Yellow Throated Warbler

May 3 2014 . Belleplain N.J. My last day in the Cape May area. I joined a group to see the best of the best in the Belleplain State Forest, this was birding in car convoy, not high on my list of pleasures but in such a large and varied area it’s unavoidable; worse would be by chartered bus I should think. I remember several years ago, being at a birding destination near home when one of those large 40 seater buses showed up, the birders tumbled out gathering their wits, equipment and lunches leaving the bus driver snoozing in his seat with the engine running! Operators of large equipment vehemently maintain that leaving an engine running is more efficient, less wearing, easier (choose any one) than turning it off; anyway in the end he was persuaded to, but not until he’d quite poisoned the morning for most of us. I digress.

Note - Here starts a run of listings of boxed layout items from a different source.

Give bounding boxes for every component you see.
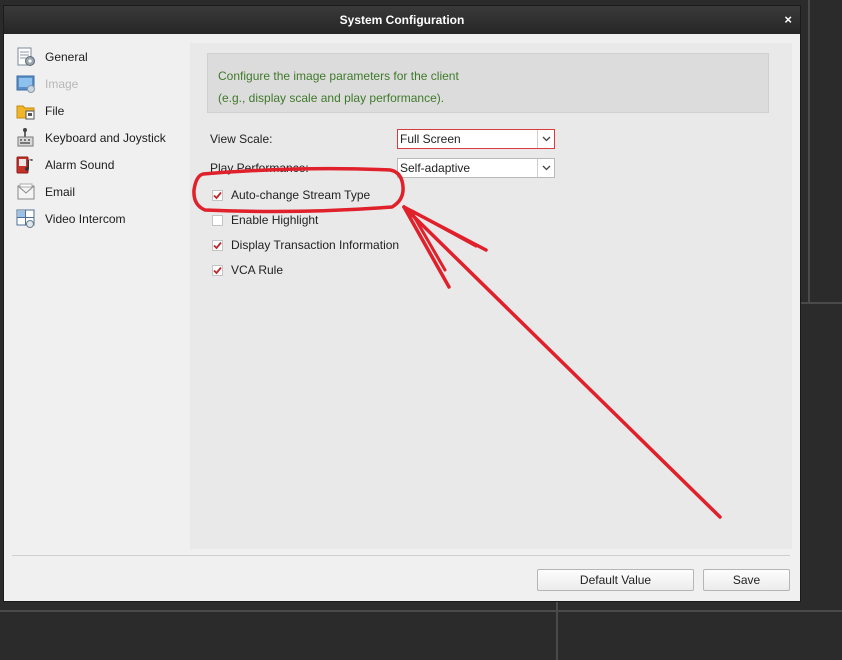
- footer-divider: [12, 555, 790, 556]
- vca-rule-checkbox[interactable]: VCA Rule: [212, 261, 283, 279]
- info-text-line: Configure the image parameters for the c…: [218, 69, 459, 83]
- view-scale-label: View Scale:: [210, 132, 273, 146]
- background-gridline: [801, 302, 842, 304]
- info-text-line: (e.g., display scale and play performanc…: [218, 91, 445, 105]
- background-gridline: [808, 0, 810, 302]
- image-settings-panel: Configure the image parameters for the c…: [190, 43, 792, 549]
- enable-highlight-checkbox[interactable]: Enable Highlight: [212, 211, 318, 229]
- auto-change-stream-type-checkbox[interactable]: Auto-change Stream Type: [212, 186, 370, 204]
- checkbox-label: Auto-change Stream Type: [231, 188, 371, 202]
- sidebar-item-video-intercom[interactable]: Video Intercom: [12, 205, 190, 232]
- sidebar-item-label: Alarm Sound: [45, 157, 115, 172]
- checkbox-label: Enable Highlight: [231, 213, 319, 227]
- info-box: Configure the image parameters for the c…: [207, 53, 769, 113]
- sidebar-item-label: File: [45, 103, 65, 118]
- sidebar-item-label: General: [45, 49, 88, 64]
- play-performance-label: Play Performance:: [210, 161, 309, 175]
- save-button[interactable]: Save: [703, 569, 790, 591]
- checkbox-checked[interactable]: [212, 264, 223, 276]
- sidebar-item-label: Email: [45, 184, 76, 199]
- display-transaction-information-checkbox[interactable]: Display Transaction Information: [212, 236, 399, 254]
- default-value-button[interactable]: Default Value: [537, 569, 694, 591]
- background-gridline: [0, 610, 842, 612]
- folder-icon: [16, 101, 36, 121]
- close-icon[interactable]: ×: [784, 12, 792, 27]
- general-settings-icon: [16, 47, 36, 67]
- keyboard-joystick-icon: [16, 127, 36, 148]
- dialog-titlebar[interactable]: System Configuration ×: [4, 6, 800, 34]
- play-performance-select[interactable]: Self-adaptive: [397, 158, 555, 178]
- system-configuration-dialog: System Configuration × General Image Fil…: [3, 5, 801, 602]
- video-intercom-icon: [16, 209, 36, 229]
- checkbox-unchecked[interactable]: [212, 214, 223, 226]
- sidebar-item-general[interactable]: General: [12, 43, 190, 70]
- checkbox-checked[interactable]: [212, 189, 223, 201]
- view-scale-select[interactable]: Full Screen: [397, 129, 555, 149]
- sidebar-item-email[interactable]: Email: [12, 178, 190, 205]
- checkbox-checked[interactable]: [212, 239, 223, 251]
- sidebar: General Image File Keyboard and Joystick…: [12, 43, 190, 549]
- image-icon: [16, 74, 36, 94]
- alarm-sound-icon: [16, 155, 36, 175]
- chevron-down-icon[interactable]: [537, 130, 554, 148]
- sidebar-item-label: Image: [45, 76, 79, 91]
- play-performance-value: Self-adaptive: [400, 161, 471, 175]
- sidebar-item-alarm-sound[interactable]: Alarm Sound: [12, 151, 190, 178]
- email-icon: [16, 182, 36, 202]
- sidebar-item-label: Video Intercom: [45, 211, 126, 226]
- dialog-title: System Configuration: [339, 13, 465, 27]
- checkbox-label: VCA Rule: [231, 263, 284, 277]
- chevron-down-icon[interactable]: [537, 159, 554, 177]
- sidebar-item-image[interactable]: Image: [12, 70, 190, 97]
- sidebar-item-label: Keyboard and Joystick: [45, 130, 166, 145]
- sidebar-item-keyboard-joystick[interactable]: Keyboard and Joystick: [12, 124, 190, 151]
- sidebar-item-file[interactable]: File: [12, 97, 190, 124]
- checkbox-label: Display Transaction Information: [231, 238, 400, 252]
- view-scale-value: Full Screen: [400, 132, 461, 146]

Our morning turned up plenty of interesting birds some of which would be commonplace to many of us but novel to others, I’d include Eastern Meadowlark and Eastern Bluebird in that. On the other hand my chance to see a Summer Tanager and a Yellow-throated Warbler were landmarks for me, the first time in my life that I’d knowingly seen either. I don’t usually gush about so called lifers simply because of that transitory status, but I have to say that the Yellow-throated Warbler was a beauty and was in retrospect my Bird of the Day. There are some indications that their population is expanding northwards and at least one individual has been seen at the same site in southwestern Ontario for the past two years. From an aesthetic point of view I would welcome its inclusion in our avifauna.

Blue-gray Gnatcatcher on nest

Blue-gray Gnatcatcher on nest

The trip ended as temperatures climbed and attention wandered, but we had enjoyed plenty of good stuff: Orchard Oriole, Worm-eating, Black-throated Green and Prairie Warblers among them. It was not a photographic bonanza (nor was it intended to be) but I managed to obtain the above rather bland shot of a Blue-gray Gnatcatcher’s nest. You’ll appreciate its exquisitely tidy construction I’m sure, a task managed entirely by a couple of tiny birds using beaks as their only tools. That’s mother bird nestled inside it.

With my head cold tightening its grip I parted company with a handful of friendly birder types and started on my eleven-hour drive home, leaving exuberant Flowering Dogwoods behind and watched spring in reverse as I passed north through Pennsylvania and New York to the distinctly cooler shores of Lake Ontario and home where daffodils are just breaking bud.